In order to obtain the Certificate of Limited Partnership for an 88 LP, you must also list a dissolution date for the limited partnership. Although you can also designate a dissolution date for an 87A LP, you may also choose to leave that blank. Doing so will indicate that the limited partnership has the option to continue on in perpetuity.
A foreign limited partnership would be required to file an Application for Registration of Foreign Limited Partnership for either an 88 LP or an 87A LP. This would depend on how the foreign limited partnership wishes to be governed, although the information required for both forms are the same. What this means is that you will not need to list a dissolution date for either type of foreign LP.
Generally speaking, for both kinds of foreign LPs, you must include the following paperwork:
- The names and addresses of the limited partnership, as well as its general partner(s);
- The name that the LP will be using while conducting business in the state of Nevada specifically;
- Both the date and location of the LP’s original formation;
- The signature of the general partner, who is filing the paperwork; and
- The name, address, and signature of the LP’s registered agent, who must be located in Nevada.
Because the requirements for forming an LP in Nevada can be considerably exhaustive, you may wish to work with an area attorney. A Nevada attorney can review all of the requirements in order to ensure a successful filing.
What Are the Benefits Nevada LPs Are Entitled To? What Are Some Disadvantages?
One of the most significant benefits of forming an LP in the state of Nevada is that there is no personal income tax in Nevada. What this means is that you will not be required to pay any taxes on profits for your LP. This is because the profits are only taxed once, as part of your personal income.
Additionally, limited members of 87A LPs are permitted under NRS Chapter 87A to manage the LP, without sacrificing the liability protections that they are entitled to as limited partners. However, it is important to remember that this is not granted to limited partners belonging to an 88 LP.

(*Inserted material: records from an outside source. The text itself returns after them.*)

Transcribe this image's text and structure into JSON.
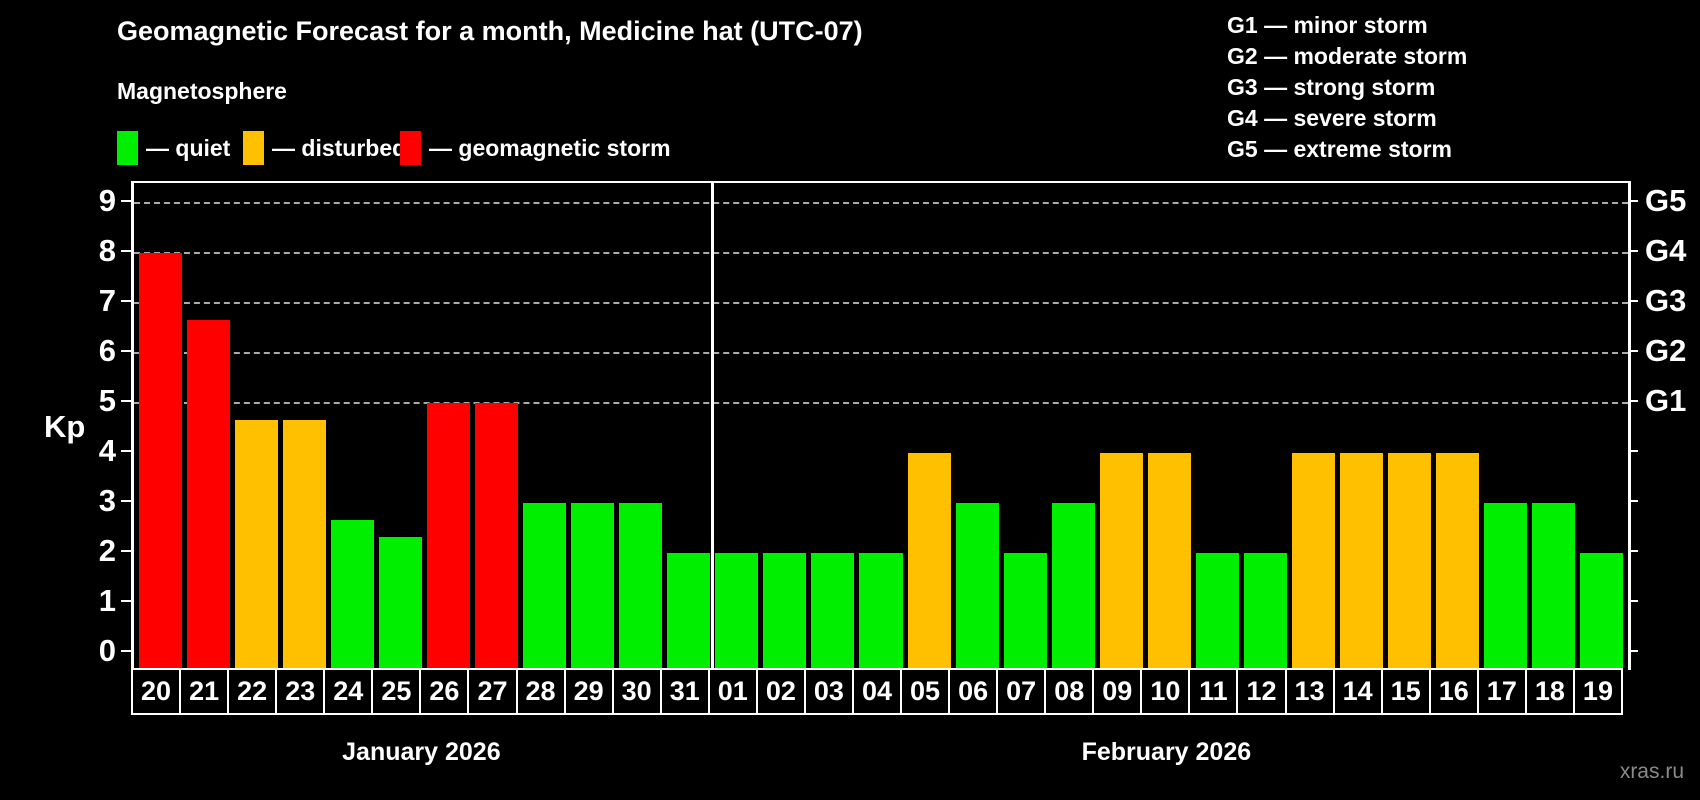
{
  "title": "Geomagnetic Forecast for a month, Medicine hat (UTC-07)",
  "subtitle": "Magnetosphere",
  "legend": {
    "items": [
      {
        "key": "quiet",
        "label": "— quiet",
        "color": "#00ee00"
      },
      {
        "key": "disturbed",
        "label": "— disturbed",
        "color": "#ffc000"
      },
      {
        "key": "storm",
        "label": "— geomagnetic storm",
        "color": "#ff0000"
      }
    ]
  },
  "g_legend": [
    "G1 — minor storm",
    "G2 — moderate storm",
    "G3 — strong storm",
    "G4 — severe storm",
    "G5 — extreme storm"
  ],
  "watermark": "xras.ru",
  "chart_data": {
    "type": "bar",
    "title": "Geomagnetic Forecast for a month, Medicine hat (UTC-07)",
    "ylabel": "Kp",
    "ylim": [
      0,
      9.4
    ],
    "grid": "dashed horizontal at Kp 5-9",
    "yticks": [
      0,
      1,
      2,
      3,
      4,
      5,
      6,
      7,
      8,
      9
    ],
    "gridlines": [
      5,
      6,
      7,
      8,
      9
    ],
    "right_axis": [
      {
        "level": 5,
        "label": "G1"
      },
      {
        "level": 6,
        "label": "G2"
      },
      {
        "level": 7,
        "label": "G3"
      },
      {
        "level": 8,
        "label": "G4"
      },
      {
        "level": 9,
        "label": "G5"
      }
    ],
    "months": [
      {
        "label": "January 2026",
        "days": 12
      },
      {
        "label": "February 2026",
        "days": 19
      }
    ],
    "categories": [
      "20",
      "21",
      "22",
      "23",
      "24",
      "25",
      "26",
      "27",
      "28",
      "29",
      "30",
      "31",
      "01",
      "02",
      "03",
      "04",
      "05",
      "06",
      "07",
      "08",
      "09",
      "10",
      "11",
      "12",
      "13",
      "14",
      "15",
      "16",
      "17",
      "18",
      "19"
    ],
    "series": [
      {
        "name": "Kp forecast",
        "values": [
          8.0,
          6.67,
          4.67,
          4.67,
          2.67,
          2.33,
          5.0,
          5.0,
          3.0,
          3.0,
          3.0,
          2.0,
          2.0,
          2.0,
          2.0,
          2.0,
          4.0,
          3.0,
          2.0,
          3.0,
          4.0,
          4.0,
          2.0,
          2.0,
          4.0,
          4.0,
          4.0,
          4.0,
          3.0,
          3.0,
          2.0
        ],
        "status": [
          "storm",
          "storm",
          "disturbed",
          "disturbed",
          "quiet",
          "quiet",
          "storm",
          "storm",
          "quiet",
          "quiet",
          "quiet",
          "quiet",
          "quiet",
          "quiet",
          "quiet",
          "quiet",
          "disturbed",
          "quiet",
          "quiet",
          "quiet",
          "disturbed",
          "disturbed",
          "quiet",
          "quiet",
          "disturbed",
          "disturbed",
          "disturbed",
          "disturbed",
          "quiet",
          "quiet",
          "quiet"
        ]
      }
    ]
  }
}
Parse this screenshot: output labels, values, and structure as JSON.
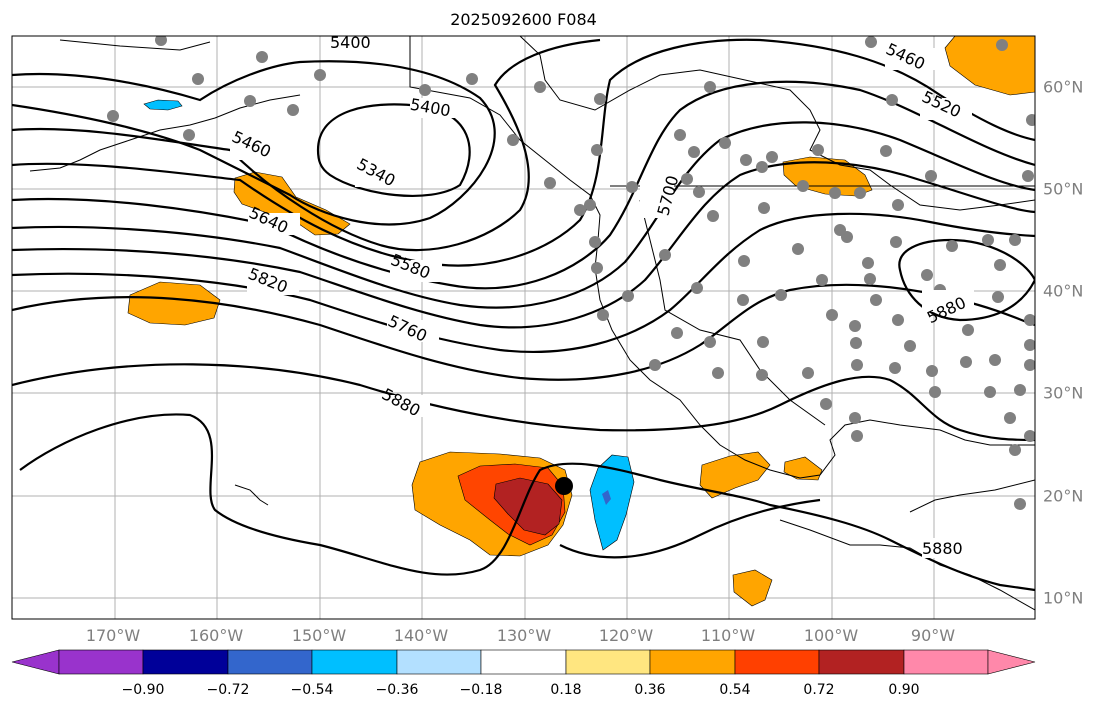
{
  "title": "2025092600 F084",
  "lon_labels": [
    "170°W",
    "160°W",
    "150°W",
    "140°W",
    "130°W",
    "120°W",
    "110°W",
    "100°W",
    "90°W"
  ],
  "lat_labels": [
    "60°N",
    "50°N",
    "40°N",
    "30°N",
    "20°N",
    "10°N"
  ],
  "contour_labels": [
    "5400",
    "5400",
    "5460",
    "5520",
    "5460",
    "5340",
    "5640",
    "5580",
    "5700",
    "5820",
    "5760",
    "5880",
    "5880",
    "5880"
  ],
  "colorbar": {
    "ticks": [
      "−0.90",
      "−0.72",
      "−0.54",
      "−0.36",
      "−0.18",
      "0.18",
      "0.36",
      "0.54",
      "0.72",
      "0.90"
    ],
    "colors": [
      "#9933cc",
      "#000099",
      "#3366cc",
      "#00bfff",
      "#b3e0ff",
      "#ffffff",
      "#ffe680",
      "#ffa500",
      "#ff4000",
      "#b22222",
      "#ff88aa"
    ]
  },
  "colors": {
    "light_orange": "#ffa500",
    "orange_red": "#ff4500",
    "dark_red": "#b22222",
    "cyan": "#00bfff",
    "station_dot": "#808080",
    "marker": "#000000"
  }
}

One disadvantage of registering in Nevada is that each year, an LP must file a list of all of its general partners, as well as a state business license application. Although both annual requirements can be met with a singular form, they do have separate filing fees. This fee to file the annual general partnership list is $150, while the fee to file the annually for a state business license is $200. What this means is that your limited partnership must pay $350 in fees each year, in addition to filing paperwork annually.
Additionally, if a limited partner terminates their relationship with the business, there may be various legal issues and disputes. Although the termination will not necessarily dissolve the partnership, it can present some unique challenges for the business. It may be necessary to revise or review the partnership agreement in order to determine how a termination might affect the business.
Should I Consult With an Attorney When Forming a Limited Partnership in Nevada?
If you wish to form either a domestic or foreign LP in Nevada, you should consult with an experienced and local Nevada corporate attorney. As each state has its own fees and requirements, it is important to consult with a local attorney who can help you understand what is required by Nevada law specifically.
Your attorney can guide you through the process, as well as help you determine which Chapter would best suit your business needs. Finally, an attorney can also represent you in court, as needed.